Les deux premiers viennent de la partie tunisienne. En janvier 2016, profitant d’une audience du CIRDI consacrée au litige portant sur la Banque Franco-Tunisienne (BFT), le chef du Contentieux de l’Etat, alors Kamel Hdhili, a demandé à la partie adverse, la société ABCI, de faire à l’Etat une offre de règlement amiable. Cinq mois plus tard, en mai 2016, le directeur général de la Société Tunisienne de Banque (STB) en a fait de même.

Récemment, ABCI a adressé à la partie tunisienne une proposition de règlement amiable, en réponse à ces requêtes mais également pour se conformer à la convention CIRDI. Celle-ci fait en effet obligation à tout plaignant de faire à la partie contre laquelle il a porté plainte une offre destinée à minorer le coût d’une décision défavorable de l’instance arbitrale, mais également parce qu’elle préfère encore parvenir à un arrangement amiable avec l’Etat tunisien, même si elle est convaincue de l’emporter devant le CIRDI.

Suspendre la sentence arbitrale rendue par la CCI

Concrètement, l’actionnaire majoritaire propose, d’abord, de suspendre la sentence arbitrale rendue par la CCI et de l’intégrer dans la réparation globale, d’évaluer les réparations «conjointement à titre indicatif» dans un délai rapide, de convertir une «partie importante des réparations en investissements agrées (en bons du trésor, blocs d’actions majoritaires dans des sociétés, en projets, concessions, etc.) et internationalement protégés».

Le réinvestissement d’une partie des réparations pourrait, suggère l’actionnaire majoritaire de la BFT, prendre la forme de bons du trésor, de blocs d’actions majoritaires dans des sociétés, de projets, concessions, licences, participations, etc.

En contrepartie, ABCI demande que soient pris par l’Etat une série d’engagements et de mesures destinées à régler ce litige de manière juste, équitable et définitive.

Premier acte demandé, la confirmation «de la reconnaissance par l’Etat et ses différents organes de la propriété majoritaire de la BFT par la société ABCI depuis 1982» et «la restitution à ABCI de ses droits acquis de propriété du bloc de contrôle majoritaire objet de l’agrément d’investissement du 23 avril 1982».

Le second consiste à «mettre en œuvre des mesures d’assainissement et de normalisation immédiates, préalables, globales, officielles et publiques des relations » des deux parties.

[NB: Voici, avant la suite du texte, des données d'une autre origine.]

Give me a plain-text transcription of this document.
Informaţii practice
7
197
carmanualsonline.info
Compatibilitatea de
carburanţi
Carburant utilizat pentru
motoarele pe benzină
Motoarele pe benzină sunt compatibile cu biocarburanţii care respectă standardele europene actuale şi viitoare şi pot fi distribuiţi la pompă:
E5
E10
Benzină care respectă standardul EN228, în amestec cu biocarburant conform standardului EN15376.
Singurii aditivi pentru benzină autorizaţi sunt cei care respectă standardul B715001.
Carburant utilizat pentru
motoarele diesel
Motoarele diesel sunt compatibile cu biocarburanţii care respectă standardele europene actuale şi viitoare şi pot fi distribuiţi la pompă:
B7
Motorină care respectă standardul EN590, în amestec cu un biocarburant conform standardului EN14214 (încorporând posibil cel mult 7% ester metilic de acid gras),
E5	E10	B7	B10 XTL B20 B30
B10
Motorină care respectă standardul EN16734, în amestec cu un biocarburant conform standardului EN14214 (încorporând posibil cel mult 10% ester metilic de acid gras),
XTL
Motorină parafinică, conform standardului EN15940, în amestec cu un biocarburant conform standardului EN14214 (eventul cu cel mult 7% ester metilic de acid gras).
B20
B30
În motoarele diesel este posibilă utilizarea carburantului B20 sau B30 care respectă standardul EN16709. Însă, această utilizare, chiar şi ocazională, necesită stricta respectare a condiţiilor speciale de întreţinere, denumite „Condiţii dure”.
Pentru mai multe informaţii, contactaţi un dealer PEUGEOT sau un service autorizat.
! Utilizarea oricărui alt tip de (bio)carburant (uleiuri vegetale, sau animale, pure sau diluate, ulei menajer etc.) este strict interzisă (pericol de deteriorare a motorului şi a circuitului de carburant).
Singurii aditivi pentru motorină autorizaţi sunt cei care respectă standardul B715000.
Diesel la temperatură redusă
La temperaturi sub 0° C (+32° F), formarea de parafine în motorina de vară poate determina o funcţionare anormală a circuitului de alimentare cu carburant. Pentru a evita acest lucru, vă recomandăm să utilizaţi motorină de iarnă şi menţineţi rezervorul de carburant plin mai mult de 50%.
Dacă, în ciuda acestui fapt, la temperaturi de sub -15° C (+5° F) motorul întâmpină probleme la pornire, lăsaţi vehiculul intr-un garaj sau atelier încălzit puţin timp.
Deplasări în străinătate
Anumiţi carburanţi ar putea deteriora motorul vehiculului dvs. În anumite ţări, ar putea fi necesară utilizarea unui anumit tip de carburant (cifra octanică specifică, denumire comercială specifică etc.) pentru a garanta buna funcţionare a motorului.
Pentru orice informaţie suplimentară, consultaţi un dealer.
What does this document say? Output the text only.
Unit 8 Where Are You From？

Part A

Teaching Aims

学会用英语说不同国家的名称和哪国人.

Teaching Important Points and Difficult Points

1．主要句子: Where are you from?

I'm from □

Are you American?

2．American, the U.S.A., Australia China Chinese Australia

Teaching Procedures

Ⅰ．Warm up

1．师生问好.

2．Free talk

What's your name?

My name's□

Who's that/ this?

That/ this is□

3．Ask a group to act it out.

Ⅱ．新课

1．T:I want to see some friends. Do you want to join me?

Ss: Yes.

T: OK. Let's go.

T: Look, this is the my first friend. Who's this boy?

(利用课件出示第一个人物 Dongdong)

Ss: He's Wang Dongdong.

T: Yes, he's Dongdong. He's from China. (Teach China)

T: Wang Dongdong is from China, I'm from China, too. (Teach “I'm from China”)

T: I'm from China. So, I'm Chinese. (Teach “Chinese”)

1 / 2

La troisième mesure est l’élaboration d’un plan d’urgence de sauvetage, d’assainissement puis de développement de la BFT. Ce plan passerait par la scission de la banque en deux entités «juridiquement distinctes, financièrement séparées et indépendantes l’une de l’autre»: la Bad bank et la Good bank.

La Bad bank, qui pourrait prendre la forme d’une société recouvrement, comprend «les créances irrécouvrables, le déficit, la dette, l’ensemble des actifs avec difficultés et d’autres éléments à risque».

La Good bank aura quant à elle la licence de banque de la BFT. Elle est appelée à être «assainie, restructurée, renflouée, recapitalisée et dotée d’une nouvelle dénomination». Cette opération devra se faire «selon des modalités et un calendrier à convenir conjointement».

La quatrième et dernière disposition est l’évaluation des réparations que l’Etat tunisien va devoir verser à ABCI. Celle-ci demande que cette opération se fasse «conjointement et à titre indicatif, dans un délai rapide et raisonnable» afin d’en arrêter le montant «définitif», ainsi que les modalités et le calendrier du règlement.